After this fiasco on the part of the Lacedaemonians Alcibiades was appointed general, and straightway brought the Argives, Mantineans, and Eleans into alliance with Athens.1
The manner of this achievement of his no one approved, but the effect of it was great. It divided and agitated almost all Peloponnesus; it arrayed against the Lacedaemonians at Mantinea2
so many warlike shields upon a single day; it set at farthest remove from Athens the struggle, with all its risks, in which, when the Lacedaemonians conquered, their victory brought them no great advantage, whereas, had they been defeated, the very existence of Sparta would have been at stake.
After this battle of Mantinea, the oligarchs of Argos,
‘The Thousand,’ set out at once to depose the popular party and make the city subject to themselves; and the Lacedaemonians came and deposed the democracy.
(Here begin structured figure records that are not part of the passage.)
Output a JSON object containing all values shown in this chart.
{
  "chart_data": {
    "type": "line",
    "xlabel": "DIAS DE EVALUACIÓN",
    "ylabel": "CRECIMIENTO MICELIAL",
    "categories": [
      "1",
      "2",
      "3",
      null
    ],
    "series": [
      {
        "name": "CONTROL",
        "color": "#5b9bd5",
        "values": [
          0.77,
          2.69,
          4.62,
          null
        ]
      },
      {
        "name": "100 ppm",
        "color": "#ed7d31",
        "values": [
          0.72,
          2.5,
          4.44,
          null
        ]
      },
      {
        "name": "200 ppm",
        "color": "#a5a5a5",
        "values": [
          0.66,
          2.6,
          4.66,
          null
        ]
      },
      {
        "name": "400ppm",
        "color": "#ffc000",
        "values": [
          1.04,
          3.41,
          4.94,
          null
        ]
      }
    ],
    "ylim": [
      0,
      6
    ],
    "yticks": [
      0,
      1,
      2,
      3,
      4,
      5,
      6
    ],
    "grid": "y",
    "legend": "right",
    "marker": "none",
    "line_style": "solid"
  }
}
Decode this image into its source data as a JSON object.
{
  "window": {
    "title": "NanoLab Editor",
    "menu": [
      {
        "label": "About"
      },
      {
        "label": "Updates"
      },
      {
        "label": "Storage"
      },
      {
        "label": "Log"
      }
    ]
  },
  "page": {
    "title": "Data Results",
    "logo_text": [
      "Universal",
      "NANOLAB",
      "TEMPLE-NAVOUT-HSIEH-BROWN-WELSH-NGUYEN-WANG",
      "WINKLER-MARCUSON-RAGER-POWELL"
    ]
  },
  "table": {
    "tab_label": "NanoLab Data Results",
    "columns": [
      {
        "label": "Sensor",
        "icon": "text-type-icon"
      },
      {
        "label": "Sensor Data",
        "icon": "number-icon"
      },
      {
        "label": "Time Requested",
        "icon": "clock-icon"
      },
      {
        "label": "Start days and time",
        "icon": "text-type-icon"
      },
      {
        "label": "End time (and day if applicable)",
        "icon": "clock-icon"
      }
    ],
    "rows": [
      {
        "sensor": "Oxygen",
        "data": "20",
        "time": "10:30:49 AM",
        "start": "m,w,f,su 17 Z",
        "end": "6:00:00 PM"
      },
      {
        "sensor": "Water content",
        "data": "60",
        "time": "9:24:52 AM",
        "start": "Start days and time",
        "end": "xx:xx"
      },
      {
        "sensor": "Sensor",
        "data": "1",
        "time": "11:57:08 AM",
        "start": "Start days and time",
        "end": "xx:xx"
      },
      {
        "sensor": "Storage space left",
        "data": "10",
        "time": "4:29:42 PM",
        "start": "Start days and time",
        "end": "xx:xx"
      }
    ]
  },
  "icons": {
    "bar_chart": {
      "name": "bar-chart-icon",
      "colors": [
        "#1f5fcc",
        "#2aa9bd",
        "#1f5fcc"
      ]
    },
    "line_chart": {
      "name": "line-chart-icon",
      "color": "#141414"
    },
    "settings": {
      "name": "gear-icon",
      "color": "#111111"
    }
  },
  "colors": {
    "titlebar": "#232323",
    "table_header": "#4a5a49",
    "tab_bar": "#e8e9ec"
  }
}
But the populace took up arms again and got the upper hand.3
Then Alcibiades came and made the people's victory secure. He also persuaded them to run long walls down to the sea, and so to attach their city completely to the naval dominion of Athens.
He actually brought carpenters and masons from Athens, and displayed all manner of zeal, thus winning favour and power for himself no less than for his city. In like manner he persuaded the people of Patrae to attach their city to the sea by long walls.4
Thereupon some one said to the Patrensians:
‘Athens will swallow you up!’
‘Perhaps so,’ said Alcibiades,
‘but you will go slowly, and feet first; whereas Sparta will swallow you head first, and at one gulp.’
However, he counselled the Athenians to assert dominion on land also, and to maintain in very deed the oath regularly propounded to their young warriors in the sanctuary of Agraulus. They take oath that they will regard wheat, barley, the vine, and the olive as the natural boundaries of Attica, and they are thus trained to consider as their own all the habitable and fruitful earth.